Mengenai fungsi yudikatif menurut Austin Ranney, lembaga yudikatif memiliki
sejumlah fungsi, yaitu :
1.      Fungsi kehakiman yang sepesial (Judicial Review).,
2.      Penegakan hukum, dan
3.      Menyelesaikan sengketa.
Fungsi dan efek dari Judicial Review ialah memberikan atau menolak persetujuan
kehakiman pada suatu undang undang yang disahkan mayoritas dalam lembaga legislatif dan
disetujui lembaga eksekutif. Tak bisa disangkal bahwa hakim-hakim terutama hakim
pengadilan tertinggi lebih berpengetahuan dalam bidang hukum daripada anggota legislatif
dan eksekutif.
Rostow berpendapat dalam tulisannya Judicial review adalah tindakan tidak demokratis.
2.      Lembaga Yudikatif di Masa Orde Baru dan Pasca Orde Baru
Berbicara mengenai lembaga yudikatif, tidak akan lepas dari Judicial review. Usulan
pertama kali perlunya judicial review bagi Mahkamah Agung pernah di singgung oleh
Muhammad Yamin di PPKI, walaupun usulan ini di tentang keras oleh Soepomo.
Selanjutnya, ide untuk menguji undang-undang pernah di singgung kembali oleh Sri
Soemantri pada tahun 1968 di semarang. Setelah itu, pada tahun 1970, pemerintah dan DPR
mengesahkan UU No.14 tahun 1970 tentang pokok pokok kekuasaaan kehakiman. Dalam
UU tersebut hak menguji di atur dalam pasal 26, khususnya pada ayat 1 yang berbunyi
“Mahkamah agung berwenang untuk menyatakan tidak sah semua peraturan perundangan
dari tingkat yang lebih rendah dan undang undang, atas alasan pertentangan dengan peraturan
perundangan yang lebih tinggi”.
Setelah UU no,14 tahun 1970 selanjutnya masalah pengujian undang undang diatur
kembali dalam UU no.14 tahun 1985 tentang Mahkamah Agung. Kemudian, Mahkamah
Agung menerbitkan peraturan Mahkamah Agung No.1 tahun 1993 tentang hak uji materil
yang di sempurnakan dengan peraturan Mahkamah Agung Nomor 1 tahun1999.
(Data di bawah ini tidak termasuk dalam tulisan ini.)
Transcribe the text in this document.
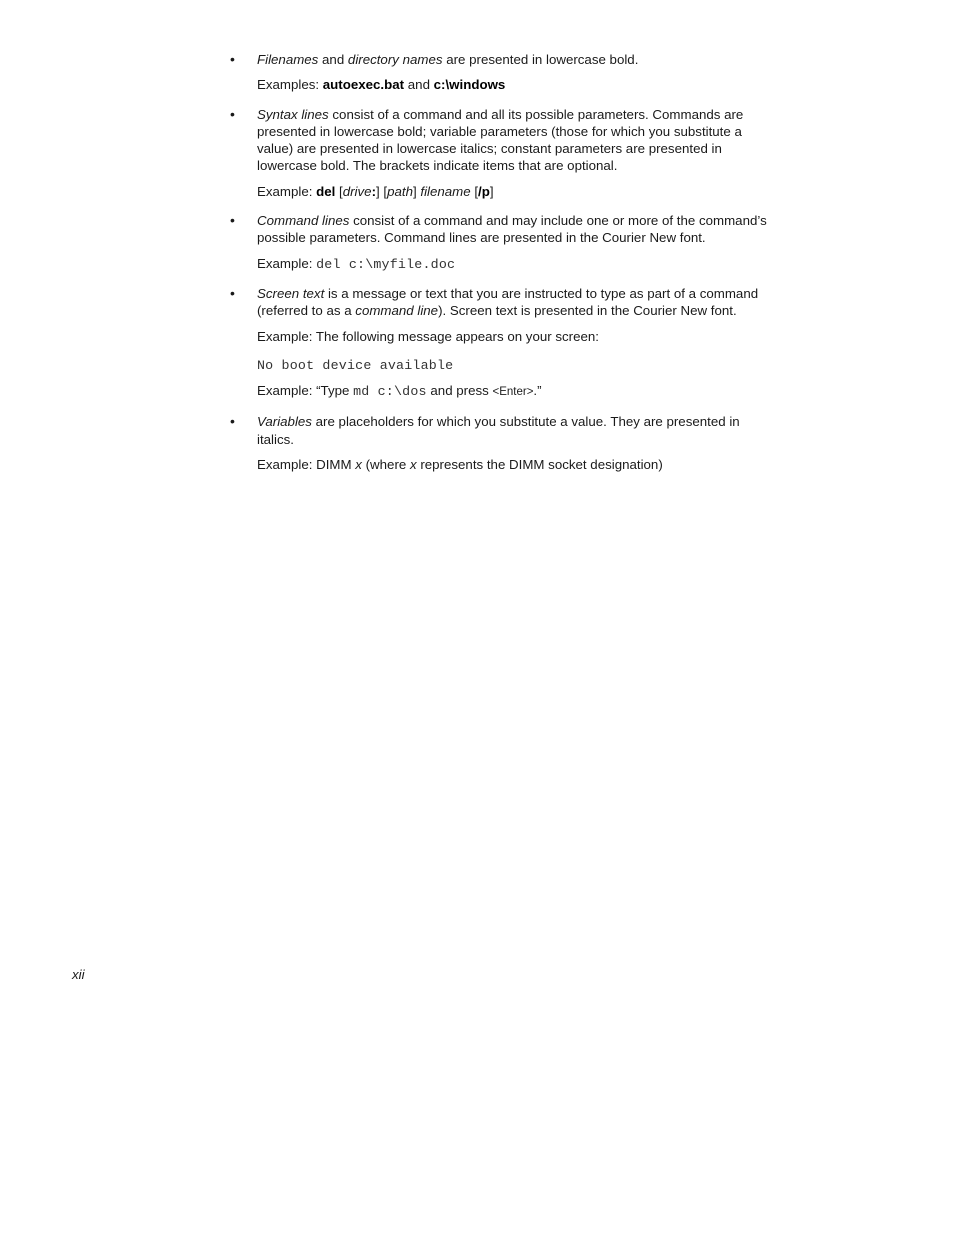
• Filenames and directory names are presented in lowercase bold.

Examples: autoexec.bat and c:\windows

• Syntax lines consist of a command and all its possible parameters. Commands are presented in lowercase bold; variable parameters (those for which you substitute a value) are presented in lowercase italics; constant parameters are presented in lowercase bold. The brackets indicate items that are optional.

Example: del [drive:] [path] filename [/p]

• Command lines consist of a command and may include one or more of the command’s possible parameters. Command lines are presented in the Courier New font.

Example: del c:\myfile.doc

• Screen text is a message or text that you are instructed to type as part of a command (referred to as a command line). Screen text is presented in the Courier New font.

Example: The following message appears on your screen:

No boot device available

Example: “Type md c:\dos and press <Enter>.”

• Variables are placeholders for which you substitute a value. They are presented in italics.

Example: DIMM x (where x represents the DIMM socket designation)

xii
Menurut Jimly Asshiddiqie, hak uji judicial review merupakan upaya hukum pengujian
oleh lembaga judicial terhadap produk hukum yang di tetapkan oleh cabang kekuasaan
legislatif, eksekutif ataupun yudikatif dalam rangka penerapan prinsip check and balances,
bedasarkan sistem pemisahan kekuasaan Negara, sedangkan menurut Bagir Manan ketua
Mahkamah Agung mengatakan bahwa sembarang orang dapat mengajukan hak uji materil,
untuk menguji peraturan perundang undangan di bawah undang undang, harus jelas
kepentingan orang yang berkaitan, apakah mereka merasa di rugikan secara langsung atau
tidak akibat peraturan yang di terbitkan.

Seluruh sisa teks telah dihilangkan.